To increase the chances of the outgoing Speaker landing on their staff roster, lobbying groups are competing in the luxury hankie arena for the day Boehner hits the ground sobbing.
N ANTICIPATION of Speaker of the House John Boehner's revolving-door move into the world of lobbying, organizations that wish to attract the Weeping One have pulled out all the hankie stops to compete for his consideration.
According to Washington insiders, the tearful Speaker will not want for an endless supply of luxurious handkerchiefs, no matter which lobbying firm he chooses.

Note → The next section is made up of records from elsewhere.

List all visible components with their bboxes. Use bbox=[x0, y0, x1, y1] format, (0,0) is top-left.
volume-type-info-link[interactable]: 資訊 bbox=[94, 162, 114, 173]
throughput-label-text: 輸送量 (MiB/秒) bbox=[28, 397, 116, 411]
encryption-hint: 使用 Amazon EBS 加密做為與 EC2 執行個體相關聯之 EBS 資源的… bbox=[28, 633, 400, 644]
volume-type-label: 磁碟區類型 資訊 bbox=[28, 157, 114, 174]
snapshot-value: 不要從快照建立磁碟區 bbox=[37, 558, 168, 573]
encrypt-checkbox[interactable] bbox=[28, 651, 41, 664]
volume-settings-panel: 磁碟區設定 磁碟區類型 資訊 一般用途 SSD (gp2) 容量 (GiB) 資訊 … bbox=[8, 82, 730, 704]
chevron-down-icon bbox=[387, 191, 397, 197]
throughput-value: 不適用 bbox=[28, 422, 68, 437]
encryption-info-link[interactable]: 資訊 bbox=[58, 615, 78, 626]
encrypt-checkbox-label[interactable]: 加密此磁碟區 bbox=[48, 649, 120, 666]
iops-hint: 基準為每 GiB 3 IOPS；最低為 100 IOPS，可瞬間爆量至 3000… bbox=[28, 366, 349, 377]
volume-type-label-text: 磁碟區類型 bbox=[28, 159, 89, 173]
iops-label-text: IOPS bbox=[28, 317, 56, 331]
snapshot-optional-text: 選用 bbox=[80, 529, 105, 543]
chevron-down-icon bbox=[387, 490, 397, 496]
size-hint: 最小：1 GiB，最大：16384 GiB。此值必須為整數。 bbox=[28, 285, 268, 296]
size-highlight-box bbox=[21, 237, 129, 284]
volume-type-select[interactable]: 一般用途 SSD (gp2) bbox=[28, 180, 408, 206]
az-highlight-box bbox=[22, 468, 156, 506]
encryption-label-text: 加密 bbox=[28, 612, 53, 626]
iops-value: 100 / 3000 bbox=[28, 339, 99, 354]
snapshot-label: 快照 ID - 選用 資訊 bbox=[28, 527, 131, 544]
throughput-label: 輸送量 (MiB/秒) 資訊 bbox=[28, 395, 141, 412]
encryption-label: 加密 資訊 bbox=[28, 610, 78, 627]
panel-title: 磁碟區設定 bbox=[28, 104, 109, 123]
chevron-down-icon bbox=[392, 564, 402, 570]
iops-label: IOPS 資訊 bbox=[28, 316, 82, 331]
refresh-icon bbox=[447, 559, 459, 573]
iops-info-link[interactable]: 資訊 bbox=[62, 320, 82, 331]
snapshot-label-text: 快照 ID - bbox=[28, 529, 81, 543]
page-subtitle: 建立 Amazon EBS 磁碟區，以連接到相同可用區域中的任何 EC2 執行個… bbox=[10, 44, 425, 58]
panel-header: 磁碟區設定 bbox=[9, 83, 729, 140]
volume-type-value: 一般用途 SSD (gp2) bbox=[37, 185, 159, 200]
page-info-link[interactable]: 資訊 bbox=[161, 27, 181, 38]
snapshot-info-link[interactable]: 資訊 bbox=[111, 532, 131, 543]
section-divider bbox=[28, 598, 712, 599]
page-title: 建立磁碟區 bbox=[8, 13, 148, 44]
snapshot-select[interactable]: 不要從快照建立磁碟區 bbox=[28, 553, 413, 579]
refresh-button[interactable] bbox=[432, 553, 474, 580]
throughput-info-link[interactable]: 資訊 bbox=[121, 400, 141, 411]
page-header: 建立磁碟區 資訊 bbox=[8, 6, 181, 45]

"Everyone knows Boehner is a catch, even though he can break down at the mention of someone's dog going to the groomer's," said one anonymous Washington source. "I personally have never seen so many designs for men's handkerchiefs in my life," he confirmed.
To distinguish themselves to Mr. Boehner, lobbying firms are sending free hankie samples to the misty-eyed Speaker in hopes that their style will woo his waterworks onto their staff roster.
Just a sampling of custom selections so far include:
- a pure silk version in Boehner's favorite shade, robin's egg blue;
- a cotton-silk blend monogrammed and folded into an origami teardrop;
- an Egyptian cotton hankie featuring Boehner's family crest hand-sewn by virgins; and
- a percale cotton hankie printed with the exact pattern found on Boehner's favorite boyhood pajamas.
Experts on Boehner's weeping patterns are predicting that the pajama handkerchief “will beat out the competition,” said the Washington source, adding, "although, once he gets a load of that p.j. pattern from his childhood, he's likely to be a slobbering mess o' Boehner for a good couple of weeks."